Vimos que raros senadores e deputados manifestaram interesse em se apropriar dos debates lançados pelos jovens. Os deputados e senadores em sua maioria se silenciaram durante a efervescência da mobilização... Alguns tiveram uma notória dose de oportunismo político quando viram a multidão nas ruas. Outros foram tomados de surpresa e demoraram a reagir. A reação da Presidente Dilma se deu dentro do realismo político, enquanto Presidente de todos os brasileiros. Ela não podia agir na precipitação. Ao escutar os jovens e organizações sociais que participaram dos protestos, a Presidente Dilma assumiu politicamente as principais reivindicações e colocou os parlamentares diante de suas responsabilidades. Cabe a eles não perderem esta ocasião de dar um verdadeiro sentido à política.
A democracia precisa de cidadãos realmente ativos, e de líderes e representantes dotados de capacidade moral. As instituições republicanas devem ser sólidas e respeitadas, dando vida aos valores coletivos e garantindo sua transmissão. Em outras palavras, ela precisa de um estado de espírito particular e de ferramentas apropriadas.

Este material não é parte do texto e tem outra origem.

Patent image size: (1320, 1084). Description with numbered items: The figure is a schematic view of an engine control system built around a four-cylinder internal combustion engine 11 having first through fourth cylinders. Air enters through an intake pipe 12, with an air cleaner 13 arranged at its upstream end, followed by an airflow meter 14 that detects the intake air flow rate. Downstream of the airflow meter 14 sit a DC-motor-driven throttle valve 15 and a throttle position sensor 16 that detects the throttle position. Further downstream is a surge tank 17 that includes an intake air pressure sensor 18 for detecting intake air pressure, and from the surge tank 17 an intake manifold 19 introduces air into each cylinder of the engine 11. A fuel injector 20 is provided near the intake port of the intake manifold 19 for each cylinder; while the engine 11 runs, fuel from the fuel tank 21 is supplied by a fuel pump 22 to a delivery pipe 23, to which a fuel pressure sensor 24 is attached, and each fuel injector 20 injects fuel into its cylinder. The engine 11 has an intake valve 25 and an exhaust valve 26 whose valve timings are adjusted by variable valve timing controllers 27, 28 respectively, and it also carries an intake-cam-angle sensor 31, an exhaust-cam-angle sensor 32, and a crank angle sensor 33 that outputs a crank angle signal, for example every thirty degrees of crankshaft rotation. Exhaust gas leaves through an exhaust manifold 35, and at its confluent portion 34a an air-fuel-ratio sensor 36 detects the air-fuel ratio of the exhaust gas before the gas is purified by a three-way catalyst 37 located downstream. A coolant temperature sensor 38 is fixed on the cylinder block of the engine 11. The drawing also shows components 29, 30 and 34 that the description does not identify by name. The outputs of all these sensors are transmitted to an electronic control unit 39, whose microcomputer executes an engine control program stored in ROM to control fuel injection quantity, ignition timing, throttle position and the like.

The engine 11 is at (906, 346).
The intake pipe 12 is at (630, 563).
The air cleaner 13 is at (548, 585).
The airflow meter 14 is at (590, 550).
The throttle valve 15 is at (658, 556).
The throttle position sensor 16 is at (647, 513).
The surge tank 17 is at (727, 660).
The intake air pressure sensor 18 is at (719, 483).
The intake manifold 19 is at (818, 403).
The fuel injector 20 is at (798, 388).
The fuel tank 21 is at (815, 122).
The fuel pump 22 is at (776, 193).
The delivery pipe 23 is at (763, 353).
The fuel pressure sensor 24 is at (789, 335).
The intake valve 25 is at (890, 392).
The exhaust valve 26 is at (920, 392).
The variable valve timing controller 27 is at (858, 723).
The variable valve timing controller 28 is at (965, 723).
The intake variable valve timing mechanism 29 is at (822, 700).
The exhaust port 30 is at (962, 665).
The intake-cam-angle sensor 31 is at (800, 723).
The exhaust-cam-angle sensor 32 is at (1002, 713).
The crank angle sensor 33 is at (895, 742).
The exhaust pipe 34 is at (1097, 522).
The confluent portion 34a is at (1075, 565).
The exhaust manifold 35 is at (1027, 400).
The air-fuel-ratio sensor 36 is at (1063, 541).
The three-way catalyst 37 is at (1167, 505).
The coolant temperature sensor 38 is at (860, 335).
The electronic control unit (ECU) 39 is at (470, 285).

Uma democracia não pode ter ruptura com a política, daí a reforma politica é de fundamental importância. A política é a atividade pela qual os homens e mulheres através da diversidade de interesses, opiniões, paixões, podem se opor, convergir e se organizar para dar um funcionamento ordenado da sociedade. A democracia é, simplesmente, o projeto pelo qual este trabalho de organização da sociedade se realiza por ela mesma. Daí a definição de "um governo do povo, pelo povo, para o povo." Ou seja, a política é o trabalho que visa a organização do poder, a democracia é a ideia de que o poder pertence ao povo. Eis aí o momento político da democracia que vive o Brasil.
Durante os protestos, houve uma tendência de denegrir a política ou de se assumir como anti-político, porém a contradição dos que se manifestaram como apolíticos eram os que mais faziam política. Muitos repudiavam um só partido político, como se este partido fosse o único responsável por todos os males que afligem o Brasil. Havia uma nítida tentativa de desviar o centro das reivindicações por melhoria de transporte, educação, saúde e pela moralização da vida política para denunciar o conjunto da política governamental, negando qualquer melhoria operada pelos governos de Lula e Dilma. Por outro lado, havia uma efervescência da jovem democracia brasileira com demandas precisas, inclusive por uma reforma política. Sem uma articulação entre o ativismo Net e o militantismo de base, as reivindicações levadas para as ruas teriam se perdido nas esquinas, sem chances de chegar à Casa do Povo. Ao subir a rampa do Planalto, os jovens e representantes das organizações sociais são conscientes que sem pressão popular, sem contra-poderes, a jovem democracia brasileira perde sua vitalidade. Se a democracia representativa vai mal, a culpa não é só dos políticos, a política é inseparável do exercício da cidadania. Temos que reencontrar o sentido nobre da política, que permite a uma comunidade agir sobre si mesma, sem perder a visão do interesse geral.